Allocators Struggle to Predict Which Managers Will Outperform. IOR Is Teaming Up With Xponance to Fix That.

Investment Office Resources will offer clients access to Xponance’s fintech platform Aapryl, which uses machine learning to evaluate how investment strategies are likely to perform in different market conditions.

art_xponance_0809.jpg

Xponance is headquartered in Philadelphia, Pennsylvania. (Matthew Hatcher/Bloomberg)

Past performance doesn’t predict future results — but by using machine learning and factor analysis, Xponance says its fintech platform can get close.

Now, the platform will be more widely available to allocators through a partnership with Investment Office Resources, the outsourcing firm founded by ex-Mercy Health CIO Anthony Waskiewicz.

IOR, which provides nondiscretionary resourcing to existing investment offices, will provide its clients with access to Xponance’s proprietary fintech platform, Aapryl, which uses artificial intelligence to predict performance for investment strategies. In return, IOR will offer insights and product feedback to Aapryl.

“A lot of institutional allocators are looking for ways to build portfolios that don’t look like anyone else’s,” Waskiewicz said by phone. “That’s driving decision-making right now, but you still need some discipline around some of the selection process.”

Aapryl aggregates performance of more than 20,000 separately managed accounts, mutual funds, and ETFs in both public equities and fixed income, sourcing the data from Informa Financial Technology.

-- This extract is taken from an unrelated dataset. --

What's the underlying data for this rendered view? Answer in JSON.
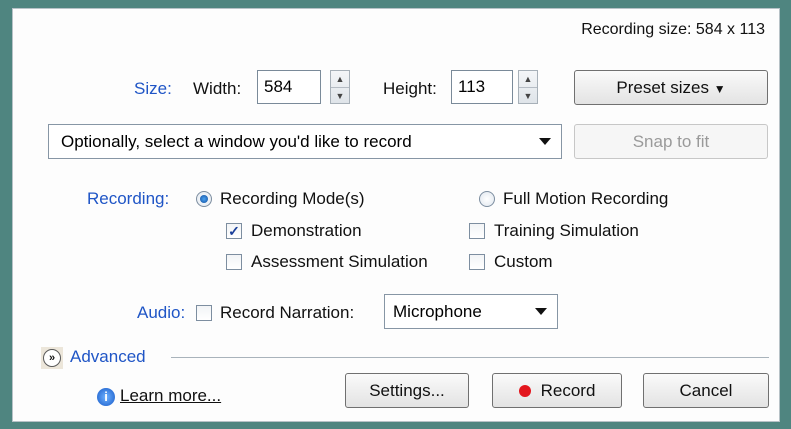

Using a factor-based analysis, the platform assesses past performance of funds. Aapryl then runs the investments through an algorithm in order to score them based on suitability for an investor’s portfolio.

Xponance launched Aapryl as internal technology more than 15 years ago. The asset management firm began offering outsiders, including managers and outsourced chief investment officer firms, access to the platform in 2017.

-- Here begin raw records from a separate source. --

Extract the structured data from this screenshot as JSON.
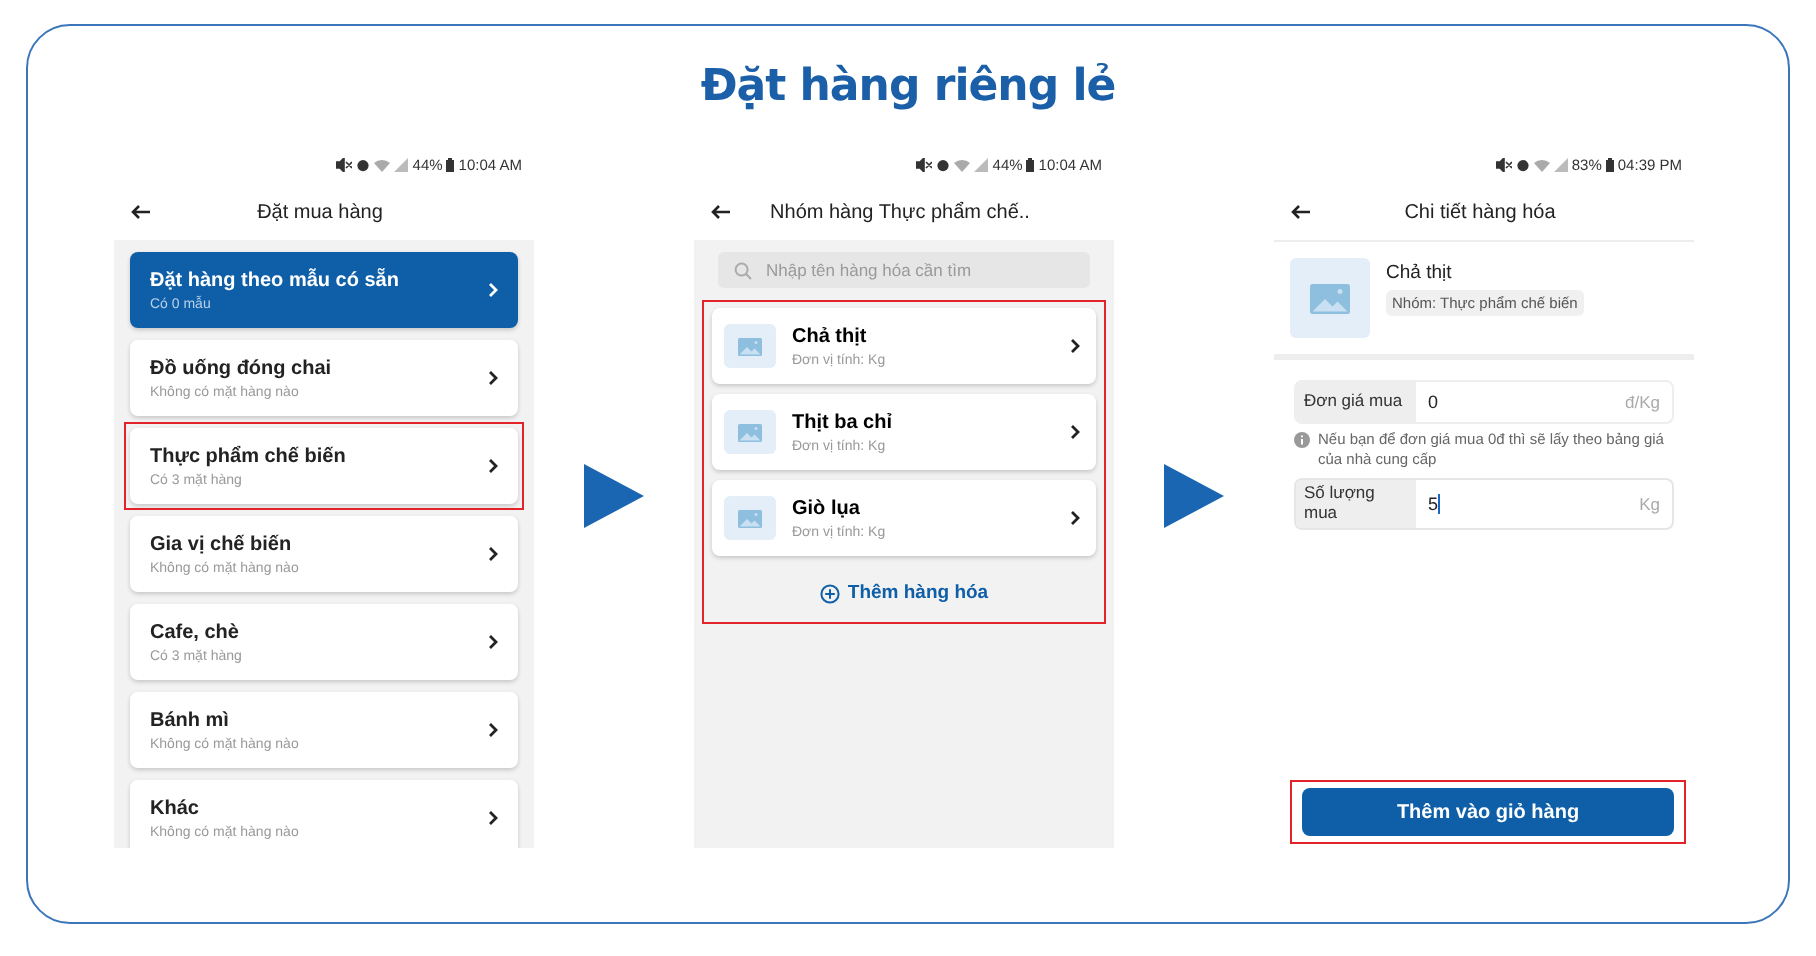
{
  "title": "Đặt hàng riêng lẻ",
  "screens": [
    {
      "kind": "category_list",
      "status": {
        "battery": "44%",
        "time": "10:04 AM"
      },
      "header": "Đặt mua hàng",
      "items": [
        {
          "name": "Đặt hàng theo mẫu có sẵn",
          "sub": "Có 0 mẫu",
          "selected": true,
          "highlighted": false
        },
        {
          "name": "Đồ uống đóng chai",
          "sub": "Không có mặt hàng nào",
          "selected": false,
          "highlighted": false
        },
        {
          "name": "Thực phẩm chế biến",
          "sub": "Có 3 mặt hàng",
          "selected": false,
          "highlighted": true
        },
        {
          "name": "Gia vị chế biến",
          "sub": "Không có mặt hàng nào",
          "selected": false,
          "highlighted": false
        },
        {
          "name": "Cafe, chè",
          "sub": "Có 3 mặt hàng",
          "selected": false,
          "highlighted": false
        },
        {
          "name": "Bánh mì",
          "sub": "Không có mặt hàng nào",
          "selected": false,
          "highlighted": false
        },
        {
          "name": "Khác",
          "sub": "Không có mặt hàng nào",
          "selected": false,
          "highlighted": false
        }
      ]
    },
    {
      "kind": "product_list",
      "status": {
        "battery": "44%",
        "time": "10:04 AM"
      },
      "header": "Nhóm hàng Thực phẩm chế..",
      "search": {
        "placeholder": "Nhập tên hàng hóa cần tìm"
      },
      "highlighted": true,
      "products": [
        {
          "name": "Chả thịt",
          "unit": "Đơn vị tính: Kg"
        },
        {
          "name": "Thịt ba chỉ",
          "unit": "Đơn vị tính: Kg"
        },
        {
          "name": "Giò lụa",
          "unit": "Đơn vị tính: Kg"
        }
      ],
      "add_button": "Thêm hàng hóa"
    },
    {
      "kind": "product_detail",
      "status": {
        "battery": "83%",
        "time": "04:39 PM"
      },
      "header": "Chi tiết hàng hóa",
      "product": {
        "name": "Chả thịt",
        "group": "Nhóm: Thực phẩm chế biến"
      },
      "fields": [
        {
          "label": "Đơn giá mua",
          "value": "0",
          "unit": "đ/Kg",
          "focused": false,
          "note": "Nếu bạn để đơn giá mua 0đ thì sẽ lấy theo bảng giá của nhà cung cấp"
        },
        {
          "label": "Số lượng mua",
          "value": "5",
          "unit": "Kg",
          "focused": true
        }
      ],
      "button": "Thêm vào giỏ hàng",
      "button_highlighted": true
    }
  ]
}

“Allocators rely on peer group rankings and ratios, which are useful in characterizing past performance,” said David Andrade, general manager of the platform. “They are limited in their ability to be predictive.”

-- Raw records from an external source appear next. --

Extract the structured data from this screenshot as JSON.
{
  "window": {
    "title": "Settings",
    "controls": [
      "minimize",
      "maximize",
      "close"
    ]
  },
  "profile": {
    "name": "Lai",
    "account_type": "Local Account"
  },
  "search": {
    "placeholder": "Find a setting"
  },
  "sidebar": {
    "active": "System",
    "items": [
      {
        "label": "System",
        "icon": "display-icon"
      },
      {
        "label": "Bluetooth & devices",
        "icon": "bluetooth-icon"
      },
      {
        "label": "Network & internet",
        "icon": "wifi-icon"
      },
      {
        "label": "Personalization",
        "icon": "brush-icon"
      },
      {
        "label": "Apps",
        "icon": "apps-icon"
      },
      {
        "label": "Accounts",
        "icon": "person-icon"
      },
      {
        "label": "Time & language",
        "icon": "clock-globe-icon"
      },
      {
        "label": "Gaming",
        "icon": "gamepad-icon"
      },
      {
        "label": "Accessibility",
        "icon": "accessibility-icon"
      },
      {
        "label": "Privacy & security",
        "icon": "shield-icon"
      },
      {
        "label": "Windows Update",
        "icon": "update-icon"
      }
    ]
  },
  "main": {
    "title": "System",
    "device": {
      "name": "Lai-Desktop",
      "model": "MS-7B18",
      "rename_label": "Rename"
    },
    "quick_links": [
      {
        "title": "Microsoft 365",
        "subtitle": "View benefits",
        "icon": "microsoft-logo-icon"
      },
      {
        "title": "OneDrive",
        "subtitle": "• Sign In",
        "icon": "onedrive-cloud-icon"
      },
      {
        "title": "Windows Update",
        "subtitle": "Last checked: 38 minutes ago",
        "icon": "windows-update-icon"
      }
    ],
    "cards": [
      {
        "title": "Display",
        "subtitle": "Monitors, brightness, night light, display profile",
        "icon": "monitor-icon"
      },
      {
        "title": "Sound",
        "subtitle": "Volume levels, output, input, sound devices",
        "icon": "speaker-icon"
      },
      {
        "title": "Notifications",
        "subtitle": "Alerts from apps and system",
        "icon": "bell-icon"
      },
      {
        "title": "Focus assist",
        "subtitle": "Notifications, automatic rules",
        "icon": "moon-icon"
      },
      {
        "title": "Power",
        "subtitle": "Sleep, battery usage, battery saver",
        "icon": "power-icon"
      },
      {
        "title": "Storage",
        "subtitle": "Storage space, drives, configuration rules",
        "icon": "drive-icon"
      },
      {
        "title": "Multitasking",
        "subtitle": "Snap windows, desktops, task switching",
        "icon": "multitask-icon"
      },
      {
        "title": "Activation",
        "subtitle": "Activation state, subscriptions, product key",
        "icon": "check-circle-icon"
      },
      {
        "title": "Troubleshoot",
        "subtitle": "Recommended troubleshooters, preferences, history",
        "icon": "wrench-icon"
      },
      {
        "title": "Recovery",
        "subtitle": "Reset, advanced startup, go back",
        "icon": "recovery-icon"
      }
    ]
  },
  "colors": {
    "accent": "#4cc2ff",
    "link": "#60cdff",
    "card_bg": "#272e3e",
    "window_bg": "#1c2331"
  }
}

Aapryl solves for this by using machine learning to predict how an investment strategy could perform in different economic environments.

“A lot of institutions talk about manager diligence through the lens of trying to examine what’s the skill and the luck component of a manager’s results,” Waskiewicz said. “It’s not that easy to get to the final assessment.”

Aapryl’s factor analysis, he said, can help sus out whether a manager is achieving strong results because of the market’s outperformance — or because they’re truly generating alpha.

Allocators can use the platform to assess investments on a manager-by-manager basis, or by using an overall portfolio.

“For us, it gets at more than just: ‘Is this a good manager?’” Waskiewicz said. It’s also, he adds “how we fit it into a portfolio.”